Pilgrim nuclear station won't dump radioactive water without state consent, Holtec CEO says
The CEO of the company that owns the Pilgrim Nuclear Power Station pledged today not to release radioactive water into Cape Cod Bay unless major stakeholders approve.
Kris Singh, CEO and founder of Holtec, made the statement at a Senate hearing in Plymouth chaired by U.S. Sen. Ed Markey.
“I said we will not dump contaminated water anywhere,” he said. “I also said that the water is not contaminated by its definition, but we will not discharge any water in the Cape Cod Bay unless we have major stakeholder concurrence.”

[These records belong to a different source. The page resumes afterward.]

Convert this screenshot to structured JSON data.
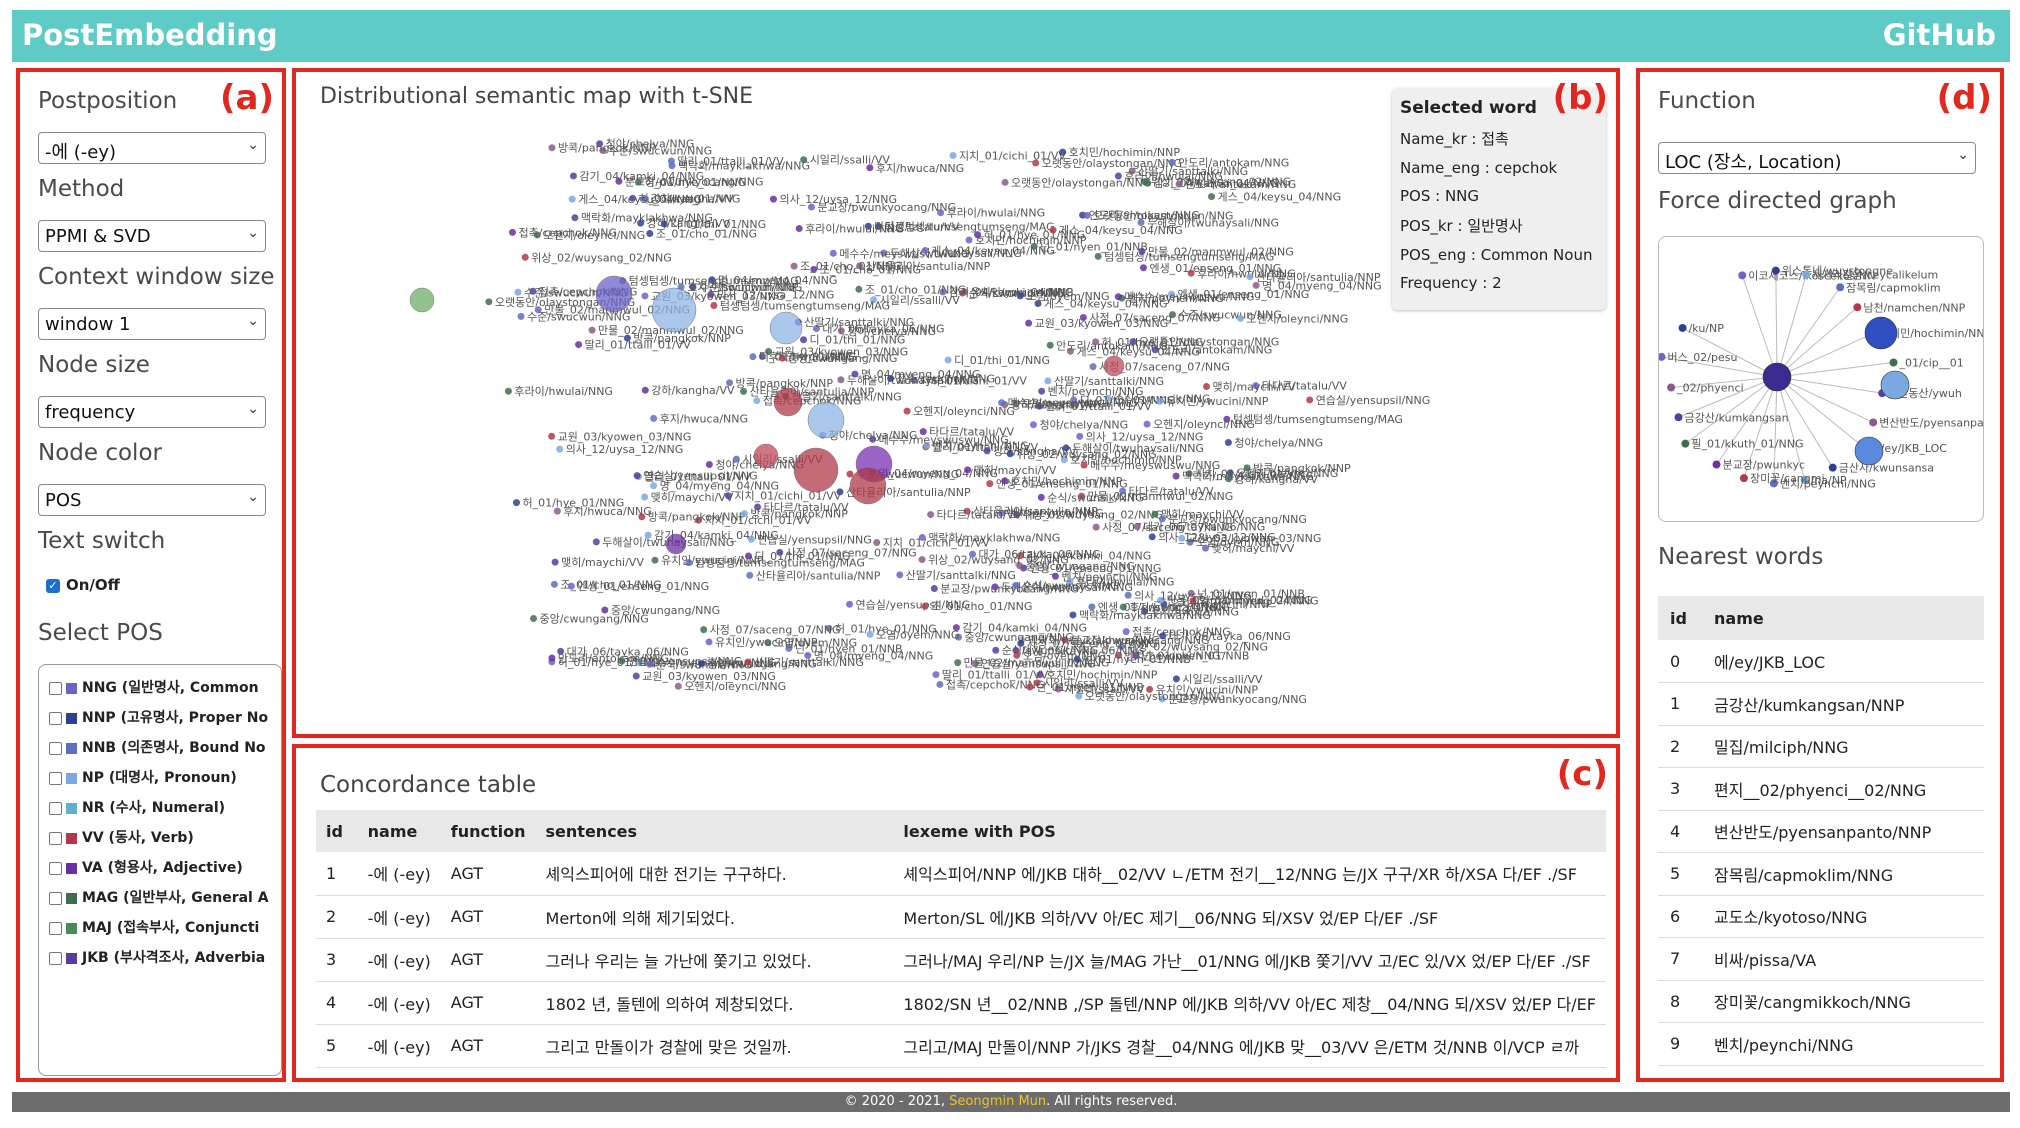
{
  "header": {
    "brand": "PostEmbedding",
    "github": "GitHub"
  },
  "panel_letters": {
    "a": "(a)",
    "b": "(b)",
    "c": "(c)",
    "d": "(d)"
  },
  "controls": {
    "postposition": {
      "label": "Postposition",
      "value": "-에 (-ey)"
    },
    "method": {
      "label": "Method",
      "value": "PPMI & SVD"
    },
    "context_window": {
      "label": "Context window size",
      "value": "window 1"
    },
    "node_size": {
      "label": "Node size",
      "value": "frequency"
    },
    "node_color": {
      "label": "Node color",
      "value": "POS"
    },
    "text_switch": {
      "label": "Text switch",
      "checkbox_label": "On/Off",
      "checked": true
    },
    "select_pos": {
      "label": "Select POS",
      "items": [
        {
          "text": "NNG (일반명사, Common",
          "color": "#6c63c9"
        },
        {
          "text": "NNP (고유명사, Proper No",
          "color": "#2f3f8f"
        },
        {
          "text": "NNB (의존명사, Bound No",
          "color": "#5a6fc0"
        },
        {
          "text": "NP (대명사, Pronoun)",
          "color": "#7aa8e0"
        },
        {
          "text": "NR (수사, Numeral)",
          "color": "#5fb0c8"
        },
        {
          "text": "VV (동사, Verb)",
          "color": "#b03a4a"
        },
        {
          "text": "VA (형용사, Adjective)",
          "color": "#6a2fa0"
        },
        {
          "text": "MAG (일반부사, General A",
          "color": "#3e6e4e"
        },
        {
          "text": "MAJ (접속부사, Conjuncti",
          "color": "#4a8a5a"
        },
        {
          "text": "JKB (부사격조사, Adverbia",
          "color": "#5b3c9e"
        }
      ]
    }
  },
  "map": {
    "title": "Distributional semantic map with t-SNE",
    "selected_word": {
      "title": "Selected word",
      "name_kr": "Name_kr : 접촉",
      "name_eng": "Name_eng : cepchok",
      "pos": "POS : NNG",
      "pos_kr": "POS_kr : 일반명사",
      "pos_eng": "POS_eng : Common Noun",
      "frequency": "Frequency : 2"
    },
    "labels": [
      "허_01/hye_01/NNG",
      "명_04/myeng_04/NNG",
      "호치민/hochimin/NNP",
      "산타율리아/santulia/NNP",
      "메수수/meyswuswu/NNG",
      "위상_02/wuysang_02/NNG",
      "벤치/peynchi/NNG",
      "사정_07/saceng_07/NNG",
      "오랫동안/olaystongan/NNG",
      "청야/chelya/NNG",
      "유치인/ywucini/NNP",
      "의사_12/uysa_12/NNG",
      "오염/oyem/NNG",
      "엔생_01/enseng_01/NNG",
      "넌_01/nyen_01/NNB",
      "교원_03/kyowen_03/NNG",
      "안도리/antokam/NNG",
      "만물_02/manmwul_02/NNG",
      "대가_06/tayka_06/NNG",
      "오헨지/oleynci/NNG",
      "맥락화/mayklakhwa/NNG",
      "수준/swucwun/NNG",
      "딸리_01/ttalli_01/VV",
      "조_01/cho_01/NNG",
      "감기_04/kamki_04/NNG",
      "후지/hwuca/NNG",
      "연습실/yensupsil/NNG",
      "두해살이/twuhaysali/NNG",
      "산딸기/santtalki/NNG",
      "접촉/cepchok/NNG",
      "시일리/ssalli/VV",
      "순식/swunsik/NNG",
      "텀셍텀셍/tumsengtumseng/MAG",
      "맺히/maychi/VV",
      "강하/kangha/VV",
      "지치_01/cichi_01/VV",
      "타다르/tatalu/VV",
      "게스_04/keysu_04/NNG",
      "디_01/thi_01/NNG",
      "방콕/pangkok/NNP",
      "분교장/pwunkyocang/NNG",
      "중앙/cwungang/NNG",
      "후라이/hwulai/NNG"
    ]
  },
  "concordance": {
    "title": "Concordance table",
    "columns": [
      "id",
      "name",
      "function",
      "sentences",
      "lexeme with POS"
    ],
    "rows": [
      [
        "1",
        "-에 (-ey)",
        "AGT",
        "셰익스피어에 대한 전기는 구구하다.",
        "셰익스피어/NNP 에/JKB 대하__02/VV ㄴ/ETM 전기__12/NNG 는/JX 구구/XR 하/XSA 다/EF ./SF"
      ],
      [
        "2",
        "-에 (-ey)",
        "AGT",
        "Merton에 의해 제기되었다.",
        "Merton/SL 에/JKB 의하/VV 아/EC 제기__06/NNG 되/XSV 었/EP 다/EF ./SF"
      ],
      [
        "3",
        "-에 (-ey)",
        "AGT",
        "그러나 우리는 늘 가난에 쫓기고 있었다.",
        "그러나/MAJ 우리/NP 는/JX 늘/MAG 가난__01/NNG 에/JKB 쫓기/VV 고/EC 있/VX 었/EP 다/EF ./SF"
      ],
      [
        "4",
        "-에 (-ey)",
        "AGT",
        "1802 년, 돌텐에 의하여 제창되었다.",
        "1802/SN 년__02/NNB ,/SP 돌텐/NNP 에/JKB 의하/VV 아/EC 제창__04/NNG 되/XSV 었/EP 다/EF"
      ],
      [
        "5",
        "-에 (-ey)",
        "AGT",
        "그리고 만돌이가 경찰에 맞은 것일까.",
        "그리고/MAJ 만돌이/NNP 가/JKS 경찰__04/NNG 에/JKB 맞__03/VV 은/ETM 것/NNB 이/VCP ㄹ까"
      ]
    ]
  },
  "function_panel": {
    "label": "Function",
    "value": "LOC (장소, Location)",
    "graph_title": "Force directed graph",
    "graph_labels": [
      "이코세코스/ikoscekos/NN",
      "위스통네/wuystongne",
      "제자리걸음/ceycalikelum",
      "잠목림/capmoklim",
      "남천/namchen/NNP",
      "호치민/hochimin/NNP",
      "_01/cip__01",
      "유한동산/ywuh",
      "변산반도/pyensanpanto/NNP",
      "에/ey/JKB_LOC",
      "금산사/kwunsansa",
      "/na/NP",
      "벤치/peynchi/NNG",
      "장미꽃/cangmi",
      "분교장/pwunkyc",
      "필_01/kkuth_01/NNG",
      "금강산/kumkangsan",
      "_02/phyenci",
      "버스_02/pesu",
      "/ku/NP"
    ],
    "nearest_title": "Nearest words",
    "nearest_columns": [
      "id",
      "name"
    ],
    "nearest": [
      [
        "0",
        "에/ey/JKB_LOC"
      ],
      [
        "1",
        "금강산/kumkangsan/NNP"
      ],
      [
        "2",
        "밀집/milciph/NNG"
      ],
      [
        "3",
        "편지__02/phyenci__02/NNG"
      ],
      [
        "4",
        "변산반도/pyensanpanto/NNP"
      ],
      [
        "5",
        "잠목림/capmoklim/NNG"
      ],
      [
        "6",
        "교도소/kyotoso/NNG"
      ],
      [
        "7",
        "비싸/pissa/VA"
      ],
      [
        "8",
        "장미꽃/cangmikkoch/NNG"
      ],
      [
        "9",
        "벤치/peynchi/NNG"
      ]
    ]
  },
  "footer": {
    "prefix": "© 2020 - 2021, ",
    "author": "Seongmin Mun",
    "suffix": ". All rights reserved."
  }
}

Those stakeholders include the state, the U.S. Environmental Protection Agency and Markey, he said.
But Singh warned that if Pilgrim doesn’t discharge the water, demolition of the plant could be delayed.
“The downside is that the facilities would not be dismantled as soon as we could,” he said. “If that's okay, we will leave it stand. After all, we have 60 years to finish.”
In an interview later, local activist Mary Lampert called that a veiled threat.
At Markey’s request, Singh agreed to allow Woods Hole Oceanographic Institution to test the water before any release.
Where funding would come from for those tests isn’t clear.
After the hearing, Markey suggested money for testing should come from the publicly funded decommissioning trust fund now held by Holtec.
Congressman Bill Keating also participated in the hearing. He and Markey criticized the Nuclear Regulatory Commission, saying the agency is going too easy on Holtec and failing to provide enough oversight of U.S. nuclear plants.
In addition to Singh, they heard testimony from John Lubinski, director of the NRC’s Nuclear Material Safety and Safeguards Office; Geoff Fettus, an attorney with the Natural Resources Defense Council; and state Sen. Susan Moran.